I recommend Last Call. Okrent tells his story well, and the story is worth reading. The story of Prohibition is about a true problem and a false solution, where somehow it is imagined that law can cure the deepest issues of the human heart. This is not the proper role for law and so is bound to fail, but decades later we still wonder how to translate our concerns into legislation for the common good.
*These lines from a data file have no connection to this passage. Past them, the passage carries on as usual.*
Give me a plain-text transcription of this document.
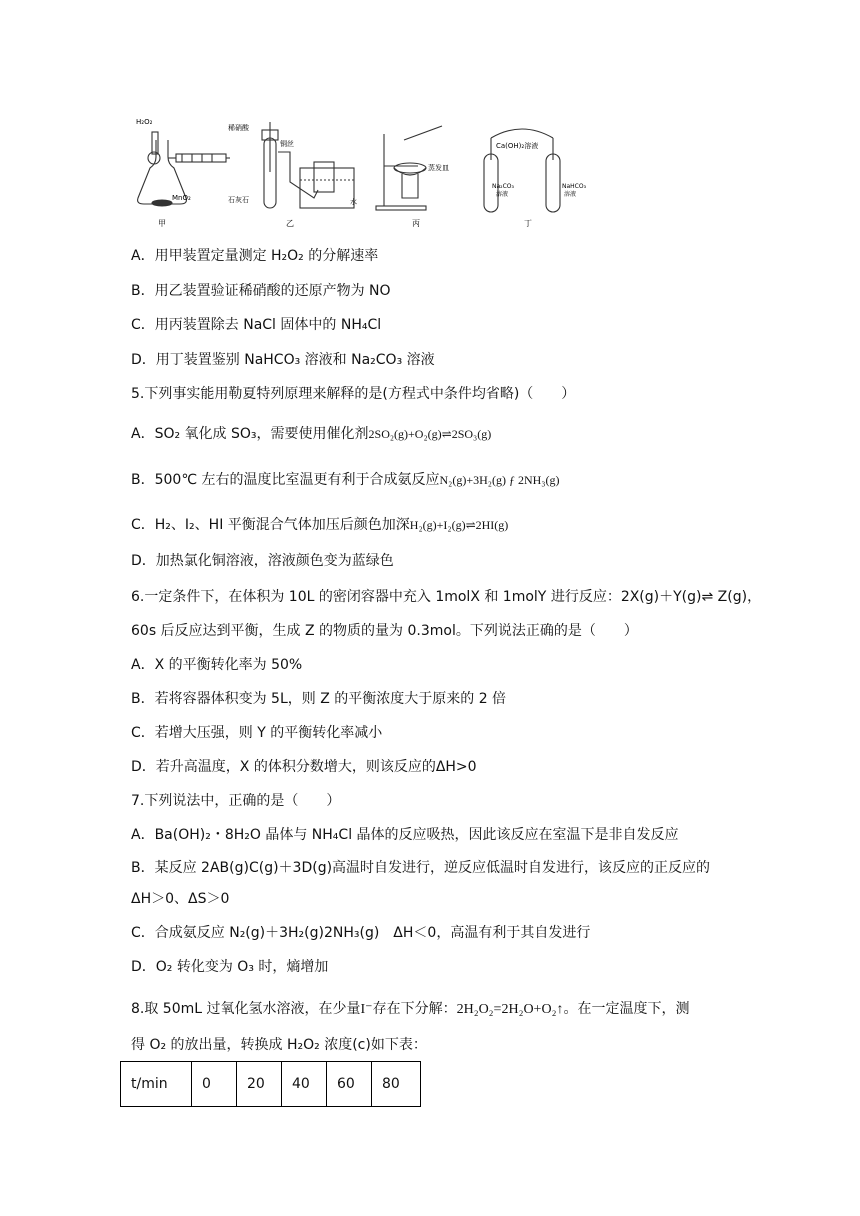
H₂O₂
MnO₂
甲
稀硝酸
铜丝
石灰石	水
乙
蒸发皿
丙
Ca(OH)₂溶液
Na₂CO₃
溶液
NaHCO₃
溶液
丁
A．用甲装置定量测定 H₂O₂ 的分解速率
B．用乙装置验证稀硝酸的还原产物为 NO
C．用丙装置除去 NaCl 固体中的 NH₄Cl
D．用丁装置鉴别 NaHCO₃ 溶液和 Na₂CO₃ 溶液
5.下列事实能用勒夏特列原理来解释的是(方程式中条件均省略)（　　）
A．SO₂ 氧化成 SO₃，需要使用催化剂2SO₂(g)+O₂(g)⇌2SO₃(g)
B．500℃ 左右的温度比室温更有利于合成氨反应N₂(g)+3H₂(g) ƒ 2NH₃(g)
C．H₂、I₂、HI 平衡混合气体加压后颜色加深H₂(g)+I₂(g)⇌2HI(g)
D．加热氯化铜溶液，溶液颜色变为蓝绿色
6.一定条件下，在体积为 10L 的密闭容器中充入 1molX 和 1molY 进行反应：2X(g)＋Y(g)⇌ Z(g)，
60s 后反应达到平衡，生成 Z 的物质的量为 0.3mol。下列说法正确的是（　　）
A．X 的平衡转化率为 50%
B．若将容器体积变为 5L，则 Z 的平衡浓度大于原来的 2 倍
C．若增大压强，则 Y 的平衡转化率减小
D．若升高温度，X 的体积分数增大，则该反应的ΔH>0
7.下列说法中，正确的是（　　）
A．Ba(OH)₂・8H₂O 晶体与 NH₄Cl 晶体的反应吸热，因此该反应在室温下是非自发反应
B．某反应 2AB(g)C(g)＋3D(g)高温时自发进行，逆反应低温时自发进行，该反应的正反应的
ΔH＞0、ΔS＞0
C．合成氨反应 N₂(g)＋3H₂(g)2NH₃(g)　ΔH＜0，高温有利于其自发进行
D．O₂ 转化变为 O₃ 时，熵增加
8.取 50mL 过氧化氢水溶液，在少量I⁻存在下分解：2H₂O₂=2H₂O+O₂↑。在一定温度下，测
得 O₂ 的放出量，转换成 H₂O₂ 浓度(c)如下表：
t/min	0	20	40	60	80
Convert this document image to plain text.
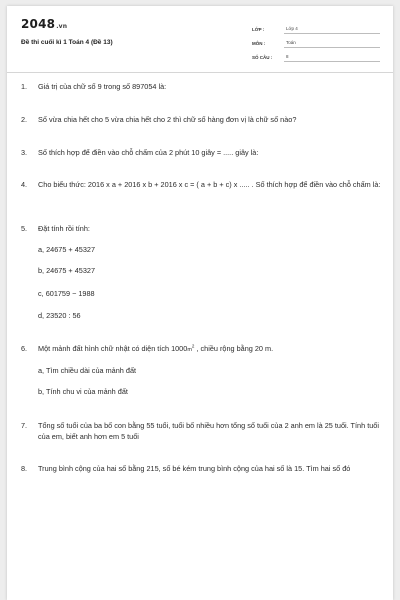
2048.vn
Đề thi cuối kì 1 Toán 4 (Đề 13)
LỚP :	Lớp 4
MÔN :	Toán
SỐ CÂU :	8
1.	Giá trị của chữ số 9 trong số 897054 là:
2.	Số vừa chia hết cho 5 vừa chia hết cho 2 thì chữ số hàng đơn vị là chữ số nào?
3.	Số thích hợp để điền vào chỗ chấm của 2 phút 10 giây = ..... giây là:
4.	Cho biểu thức: 2016 x a + 2016 x b + 2016 x c = ( a + b + c) x ..... . Số thích hợp để điền vào chỗ chấm là:
5.	Đặt tính rồi tính:
a, 24675 + 45327
b, 24675 + 45327
c, 601759 − 1988
d, 23520 : 56
6.	Một mảnh đất hình chữ nhật có diện tích $1000m^2$ , chiều rộng bằng 20 m.
a, Tìm chiều dài của mảnh đất
b, Tính chu vi của mảnh đất
7.	Tổng số tuổi của ba bố con bằng 55 tuổi, tuổi bố nhiều hơn tổng số tuổi của 2 anh em là 25 tuổi. Tính tuổi của em, biết anh hơn em 5 tuổi
8.	Trung bình cộng của hai số bằng 215, số bé kém trung bình cộng của hai số là 15. Tìm hai số đó
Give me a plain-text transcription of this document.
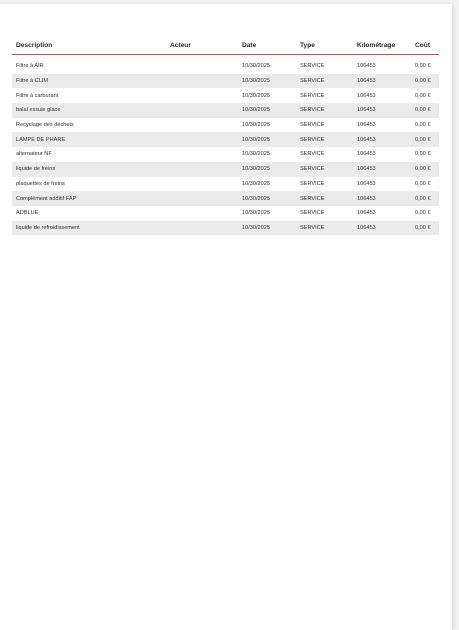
Description	Acteur	Date	Type	Kilométrage	Coût
Filtre à AIR		10/30/2025	SERVICE	106453	0,00 €
Filtre à CLIM		10/30/2025	SERVICE	106453	0,00 €
Filtre à carburant		10/30/2025	SERVICE	106453	0,00 €
balai essuie glace		10/30/2025	SERVICE	106453	0,00 €
Recyclage des déchets		10/30/2025	SERVICE	106453	0,00 €
LAMPE DE PHARE		10/30/2025	SERVICE	106453	0,00 €
alternateur NF		10/30/2025	SERVICE	106453	0,00 €
liquide de freins		10/30/2025	SERVICE	106453	0,00 €
plaquettes de freins		10/30/2025	SERVICE	106453	0,00 €
Complément additif FAP		10/30/2025	SERVICE	106453	0,00 €
ADBLUE		10/30/2025	SERVICE	106453	0,00 €
liquide de refroidissement		10/30/2025	SERVICE	106453	0,00 €
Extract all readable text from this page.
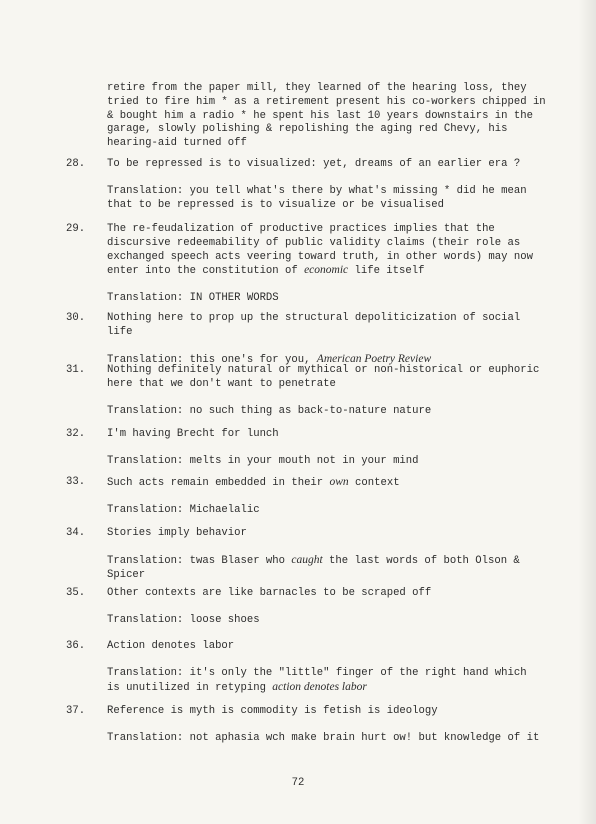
retire from the paper mill, they learned of the hearing loss, they
tried to fire him * as a retirement present his co-workers chipped in
& bought him a radio * he spent his last 10 years downstairs in the
garage, slowly polishing & repolishing the aging red Chevy, his
hearing-aid turned off
28.	To be repressed is to visualized: yet, dreams of an earlier era ?
Translation: you tell what's there by what's missing * did he mean
that to be repressed is to visualize or be visualised
29.	The re-feudalization of productive practices implies that the
discursive redeemability of public validity claims (their role as
exchanged speech acts veering toward truth, in other words) may now
enter into the constitution of economic life itself
Translation: IN OTHER WORDS
30.	Nothing here to prop up the structural depoliticization of social life
Translation: this one's for you, American Poetry Review
31.	Nothing definitely natural or mythical or non-historical or euphoric
here that we don't want to penetrate
Translation: no such thing as back-to-nature nature
32.	I'm having Brecht for lunch
Translation: melts in your mouth not in your mind
33.	Such acts remain embedded in their own context
Translation: Michaelalic
34.	Stories imply behavior
Translation: twas Blaser who caught the last words of both Olson &
Spicer
35.	Other contexts are like barnacles to be scraped off
Translation: loose shoes
36.	Action denotes labor
Translation: it's only the "little" finger of the right hand which
is unutilized in retyping action denotes labor
37.	Reference is myth is commodity is fetish is ideology
Translation: not aphasia wch make brain hurt ow! but knowledge of it
72
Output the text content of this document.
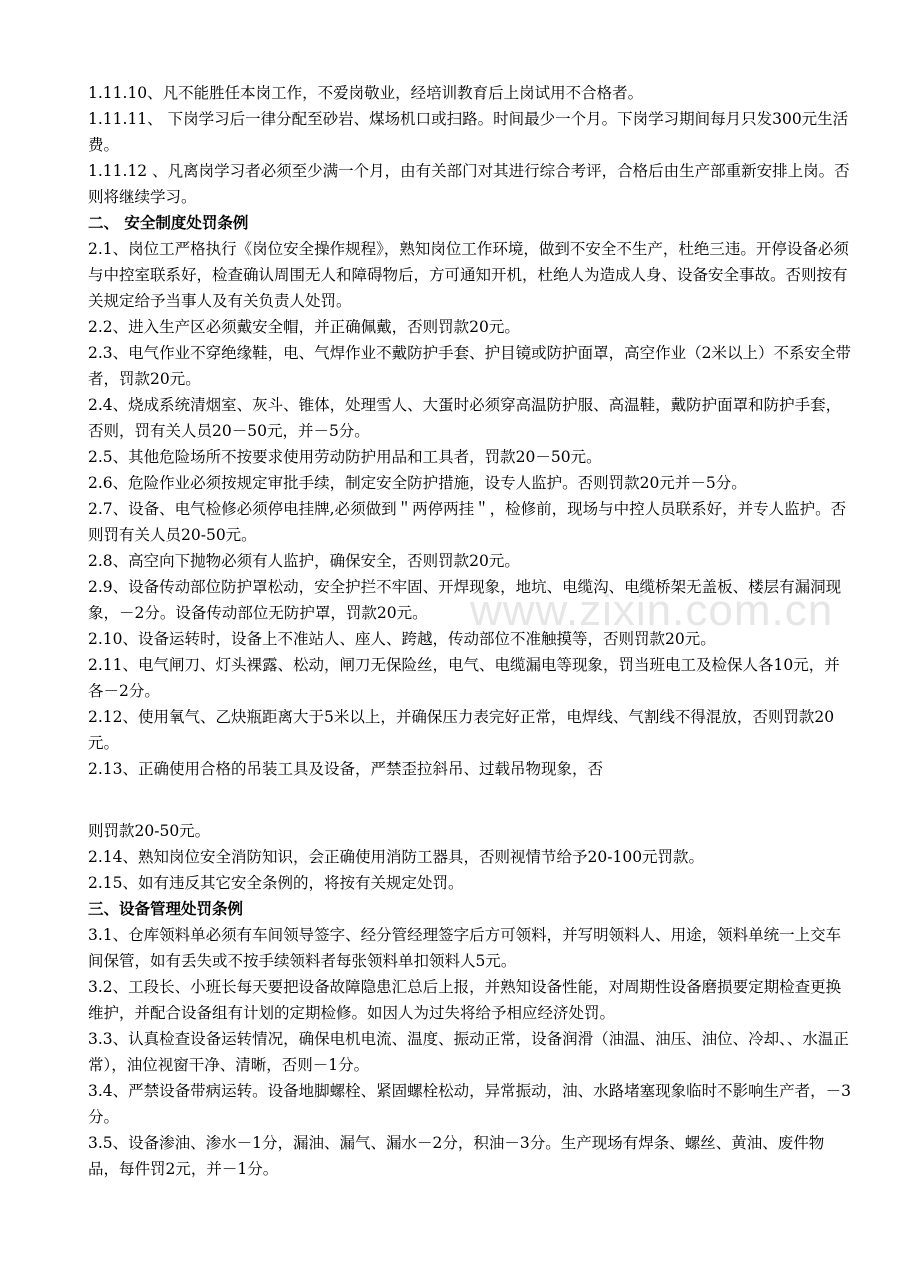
www.zixin.com.cn

1.11.10、凡不能胜任本岗工作，不爱岗敬业，经培训教育后上岗试用不合格者。

1.11.11、 下岗学习后一律分配至砂岩、煤场机口或扫路。时间最少一个月。下岗学习期间每月只发300元生活费。

1.11.12 、凡离岗学习者必须至少满一个月，由有关部门对其进行综合考评，合格后由生产部重新安排上岗。否则将继续学习。

二、 安全制度处罚条例

2.1、岗位工严格执行《岗位安全操作规程》，熟知岗位工作环境，做到不安全不生产，杜绝三违。开停设备必须与中控室联系好，检查确认周围无人和障碍物后，方可通知开机，杜绝人为造成人身、设备安全事故。否则按有关规定给予当事人及有关负责人处罚。

2.2、进入生产区必须戴安全帽，并正确佩戴，否则罚款20元。

2.3、电气作业不穿绝缘鞋，电、气焊作业不戴防护手套、护目镜或防护面罩，高空作业（2米以上）不系安全带者，罚款20元。

2.4、烧成系统清烟室、灰斗、锥体，处理雪人、大蛋时必须穿高温防护服、高温鞋，戴防护面罩和防护手套，否则，罚有关人员20－50元，并－5分。

2.5、其他危险场所不按要求使用劳动防护用品和工具者，罚款20－50元。

2.6、危险作业必须按规定审批手续，制定安全防护措施，设专人监护。否则罚款20元并－5分。

2.7、设备、电气检修必须停电挂牌,必须做到＂两停两挂＂，检修前，现场与中控人员联系好，并专人监护。否则罚有关人员20-50元。

2.8、高空向下抛物必须有人监护，确保安全，否则罚款20元。

2.9、设备传动部位防护罩松动，安全护拦不牢固、开焊现象，地坑、电缆沟、电缆桥架无盖板、楼层有漏洞现象，－2分。设备传动部位无防护罩，罚款20元。

2.10、设备运转时，设备上不准站人、座人、跨越，传动部位不准触摸等，否则罚款20元。

2.11、电气闸刀、灯头裸露、松动，闸刀无保险丝，电气、电缆漏电等现象，罚当班电工及检保人各10元，并各－2分。

2.12、使用氧气、乙炔瓶距离大于5米以上，并确保压力表完好正常，电焊线、气割线不得混放，否则罚款20元。

2.13、正确使用合格的吊装工具及设备，严禁歪拉斜吊、过载吊物现象，否

则罚款20-50元。

2.14、熟知岗位安全消防知识，会正确使用消防工器具，否则视情节给予20-100元罚款。

2.15、如有违反其它安全条例的，将按有关规定处罚。

三、设备管理处罚条例

3.1、仓库领料单必须有车间领导签字、经分管经理签字后方可领料，并写明领料人、用途，领料单统一上交车间保管，如有丢失或不按手续领料者每张领料单扣领料人5元。

3.2、工段长、小班长每天要把设备故障隐患汇总后上报，并熟知设备性能，对周期性设备磨损要定期检查更换维护，并配合设备组有计划的定期检修。如因人为过失将给予相应经济处罚。

3.3、认真检查设备运转情况，确保电机电流、温度、振动正常，设备润滑（油温、油压、油位、冷却、、水温正常），油位视窗干净、清晰，否则－1分。

3.4、严禁设备带病运转。设备地脚螺栓、紧固螺栓松动，异常振动，油、水路堵塞现象临时不影响生产者，－3分。

3.5、设备渗油、渗水－1分，漏油、漏气、漏水－2分，积油－3分。生产现场有焊条、螺丝、黄油、废件物品，每件罚2元，并－1分。
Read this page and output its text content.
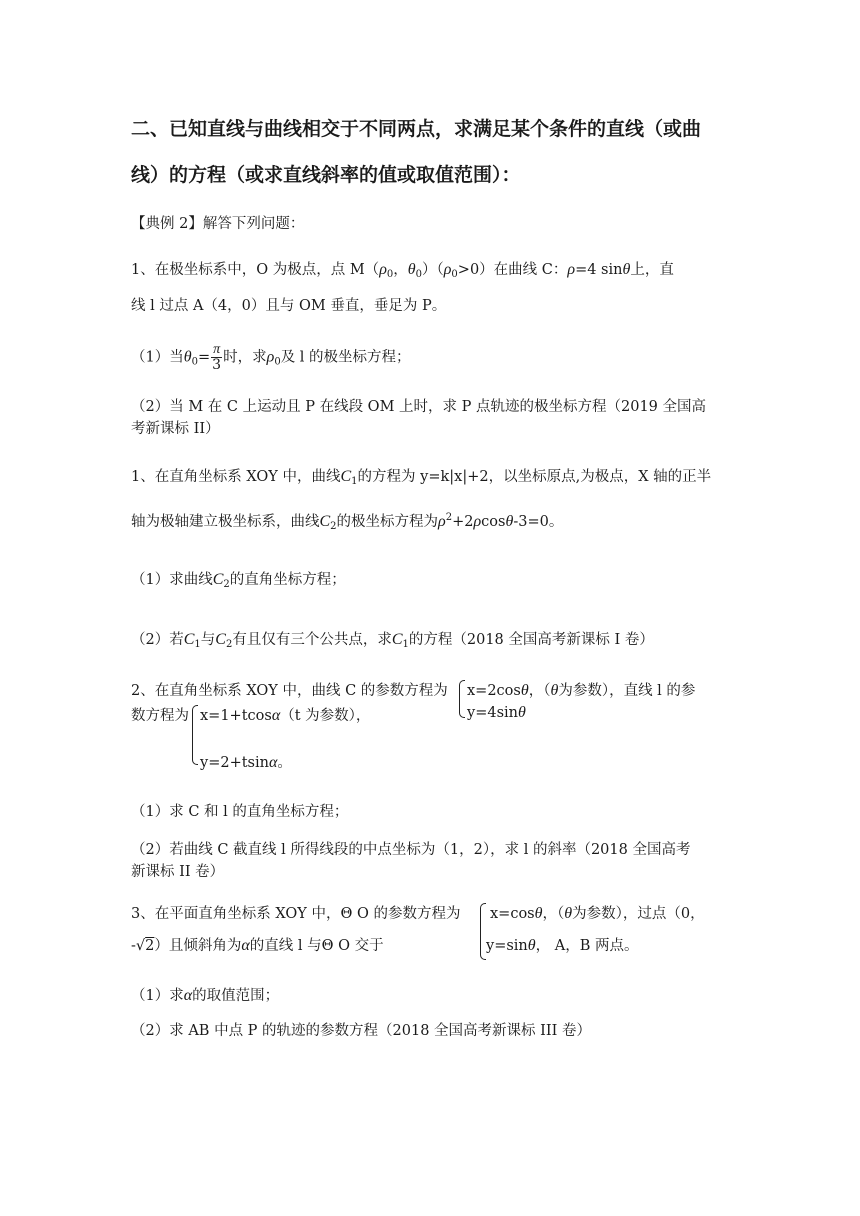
二、已知直线与曲线相交于不同两点，求满足某个条件的直线（或曲
线）的方程（或求直线斜率的值或取值范围）：
【典例 2】解答下列问题：
1、在极坐标系中，O 为极点，点 $M(\rho_0$，$\theta_0)(\rho_0>0)$在曲线 C：ρ=4 sinθ上，直
线 l 过点 A（4，0）且与 OM 垂直，垂足为 P。
（1）当$\theta_0= \frac{\pi}{3}$ 时，求$\rho_0$及 l 的极坐标方程；
（2）当 M 在 C 上运动且 P 在线段 OM 上时，求 P 点轨迹的极坐标方程（2019 全国高
考新课标 II）
1、在直角坐标系 XOY 中，曲线$C_1$的方程为 y=k|x|+2，以坐标原点,为极点，X 轴的正半
轴为极轴建立极坐标系，曲线$C_2$的极坐标方程为$\rho^2+2\rho\cos\theta-3=0$。
（1）求曲线$C_2$的直角坐标方程；
（2）若$C_1$与$C_2$有且仅有三个公共点，求$C_1$的方程（2018 全国高考新课标 I 卷）
2、在直角坐标系 XOY 中，曲线 C 的参数方程为 x=2cosθ，（θ为参数），直线 l 的参
y=4sinθ
数方程为 x=1+tcosα（t 为参数），
y=2+tsinα。
（1）求 C 和 l 的直角坐标方程；
（2）若曲线 C 截直线 l 所得线段的中点坐标为（1，2），求 l 的斜率（2018 全国高考
新课标 II 卷）
3、在平面直角坐标系 XOY 中，Θ O 的参数方程为 x=cosθ，（θ为参数），过点（0，
-√2）且倾斜角为α的直线 l 与Θ O 交于	y=sinθ， A，B 两点。
（1）求α的取值范围；
（2）求 AB 中点 P 的轨迹的参数方程（2018 全国高考新课标 III 卷）
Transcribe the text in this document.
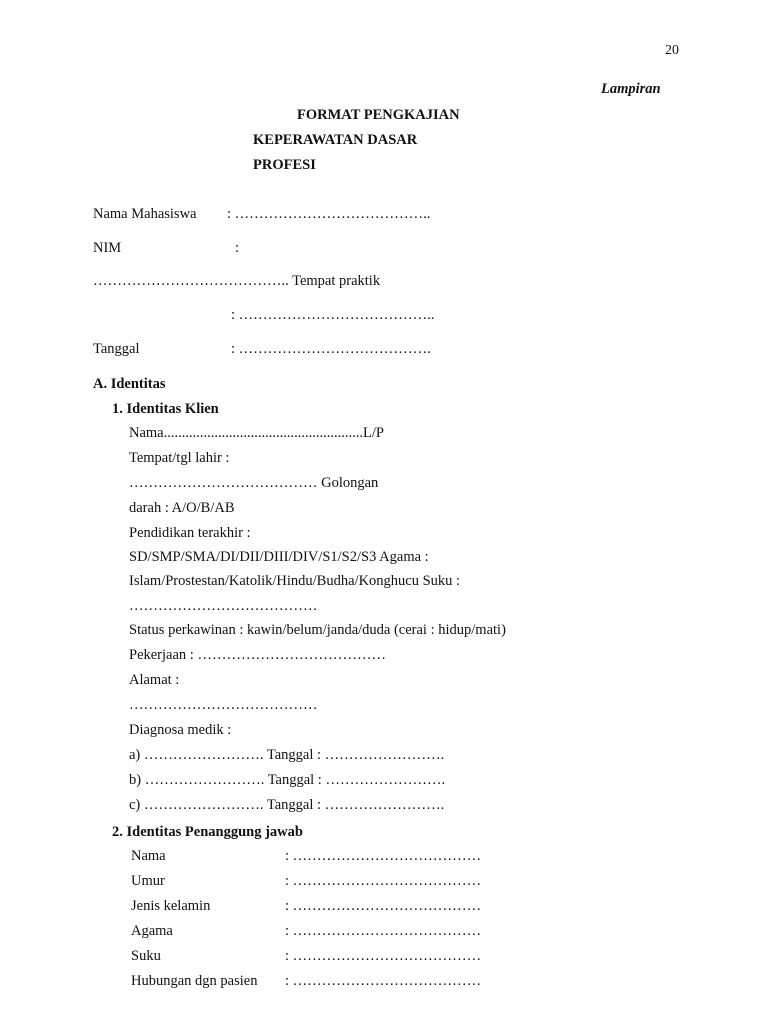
20
Lampiran
FORMAT PENGKAJIAN
KEPERAWATAN DASAR
PROFESI
Nama Mahasiswa : …………………………………..
NIM	:
………………………………….. Tempat praktik
: …………………………………..
Tanggal	: ………………………………….
A. Identitas
1. Identitas Klien
Nama.......................................................L/P
Tempat/tgl lahir :
………………………………… Golongan
darah : A/O/B/AB
Pendidikan terakhir :
SD/SMP/SMA/DI/DII/DIII/DIV/S1/S2/S3 Agama :
Islam/Prostestan/Katolik/Hindu/Budha/Konghucu Suku :
…………………………………
Status perkawinan : kawin/belum/janda/duda (cerai : hidup/mati)
Pekerjaan : …………………………………
Alamat :
…………………………………
Diagnosa medik :
a) ……………………. Tanggal : …………………….
b) ……………………. Tanggal : …………………….
c) ……………………. Tanggal : …………………….
2. Identitas Penanggung jawab
Nama	: …………………………………
Umur	: …………………………………
Jenis kelamin	: …………………………………
Agama	: …………………………………
Suku	: …………………………………
Hubungan dgn pasien : …………………………………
The Scriptures call us to a much higher standard, one so high it is impossible to maintain without a holy-spirited infusion of grace. The ancient Hebrew psalmist praises God for his good gifts, which include, “wine to gladden the heart of man” (Psalms 104:15). Make no mistake here. It is wrong to dismiss the good gifts of God even when their abuse is abhorrent and destructive. Alcoholism is a great scourge, but the misuse of something is not a sufficient reason for its disuse. This is why the abuse of alcohol is condemned in Scripture while at the same time wine is depicted as a sign of God’s blessing and of joy (Deuteronomy 7:12-13; Psalm 104:13-15), and a symbol of the messianic kingdom (Isaiah 25:6; 55:1; Joel 3:18; Amos 9:14; Zechariah 10:7). It is not just the taste of wine that matters then, to the Christian, but the delight that results when alcohol helps take the hard edge off the toil and disappointment we face in a broken world, a foretaste (no pun intended) of the unbroken joys of service in the kingdom to come. As with all God’s good gifts, though, this can be abused and so excess is forbidden the people of God. “And do not get drunk with wine,” St Paul says, “for that is debauchery, but be filled with the Spirit” (Ephesians 5:18 echoing Isaiah 29:9). So we accept God’s good gifts and live enjoying them but within their proper limits.

As in every aspect of life, Christian faithfulness cannot and must not be reduced to a formula. It is a walk by faith, seeking creative ways to promote human flourishing in a world seldom given to moderation. The story of Prohibition in Last Call provides another opportunity to reflect on just what this might look like—and what it might not.

Source

Last Call: The Rise and Fall of Prohibition by Daniel Okrent (New York, NY: Scribner; 2010) 376 pp + appendix, notes, sources, & index.